Cha, Theresa Hak Kyung (1951–1982)
Cha, Theresa Hak Kyung (1951–1982)
Korean-American performance artist and essayist. Name variations: Theresa Cha. Born Cha Hak Kyung, Mar 4, 1951, in Pusan, Korea; murdered by a stranger, Nov 5, 1982, age 31, in New York, NY; dau. of Cha Hyung Sang and Huo Hyung Soon (both teachers); attended University of San Francisco; University of California at Berkeley, BA in comparative literature, 1973, BA in art, 1975, MFA in art, 1977; also attended Centre d'Etudes Americaine du Cinema in Paris, 1976.

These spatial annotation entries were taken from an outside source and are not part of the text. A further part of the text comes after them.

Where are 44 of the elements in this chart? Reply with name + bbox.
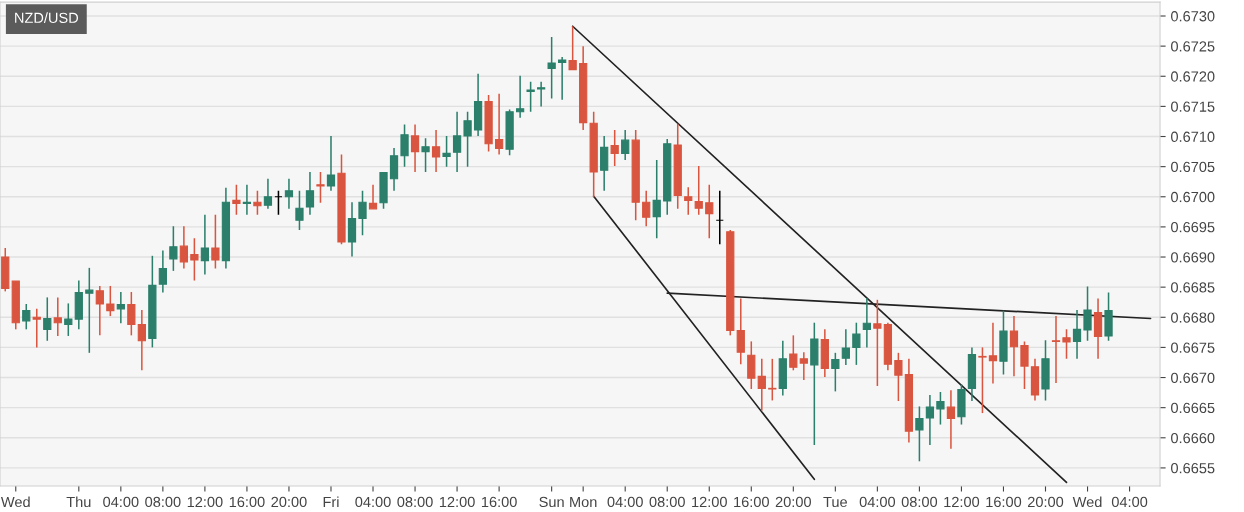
x-tick-label: 04:00 — [355, 496, 391, 508]
x-tick-label: 12:00 — [692, 496, 727, 508]
x-tick-label: Fri — [323, 496, 339, 507]
y-tick-label: 0.6655 — [1171, 463, 1215, 474]
y-tick-label: 0.6715 — [1171, 101, 1215, 112]
y-tick-label: 0.6700 — [1171, 191, 1215, 203]
y-tick-label: 0.6680 — [1171, 312, 1215, 323]
y-tick-label: 0.6670 — [1171, 372, 1215, 383]
x-tick-label: Thu — [66, 496, 91, 508]
x-tick-label: 12:00 — [439, 496, 475, 508]
y-tick-label: 0.6705 — [1171, 161, 1215, 173]
x-tick-label: 16:00 — [986, 496, 1022, 508]
x-tick-label: 16:00 — [229, 496, 265, 508]
x-tick-label: 08:00 — [649, 496, 685, 508]
x-tick-label: 08:00 — [145, 496, 181, 508]
x-tick-label: 08:00 — [397, 496, 433, 508]
y-tick-label: 0.6690 — [1171, 252, 1215, 263]
y-tick-label: 0.6660 — [1171, 432, 1215, 444]
y-tick-label: 0.6710 — [1171, 131, 1215, 142]
x-tick-label: 20:00 — [1027, 496, 1064, 508]
x-tick-label: Tue — [823, 496, 847, 508]
x-tick-label: 20:00 — [271, 496, 307, 508]
y-tick-label: 0.6720 — [1171, 71, 1215, 82]
x-tick-label: 16:00 — [734, 496, 769, 508]
x-tick-label: 16:00 — [481, 496, 517, 508]
x-tick-label: 12:00 — [944, 496, 980, 508]
y-tick-label: 0.6675 — [1171, 342, 1215, 353]
y-tick-label: 0.6665 — [1171, 402, 1215, 414]
x-tick-label: Wed — [1072, 496, 1102, 508]
y-tick-label: 0.6685 — [1171, 282, 1215, 293]
x-tick-label: 08:00 — [901, 496, 938, 508]
x-tick-label: 04:00 — [103, 496, 139, 508]
x-tick-label: 12:00 — [187, 496, 223, 508]
x-tick-label: Sun — [539, 496, 564, 508]
x-tick-label: 04:00 — [1111, 496, 1148, 508]
x-tick-label: 04:00 — [607, 496, 643, 508]
y-tick-label: 0.6695 — [1171, 222, 1215, 233]
x-tick-label: Mon — [570, 496, 597, 508]
x-tick-label: 04:00 — [859, 496, 896, 508]
text: NZD/USD — [15, 12, 79, 23]
x-tick-label: 20:00 — [775, 496, 811, 508]
y-tick-label: 0.6730 — [1171, 11, 1215, 22]
y-tick-label: 0.6725 — [1171, 41, 1215, 52]
x-tick-label: Wed — [0, 496, 30, 508]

Performance art pieces include Barren Cave Mute (1974), A Secret Spill (1974), A Blé Wall (1975), Aveugle Voix (1975), Life Mixing (1975), Vampyr (1976), and Reveille Dans La Brume (1977); also published mail art series Audience Distant Relatives (1978), edited collection of essays Apparatus? Cinematographic Apparatus: Selected Writings (1980), and wrote the influential Dictée (1982); granted an NEA fellowship (1981) to shoot black-and-white film in Korea. Received Stuart McKenna Nelson Award for the Photographic Medium (1977).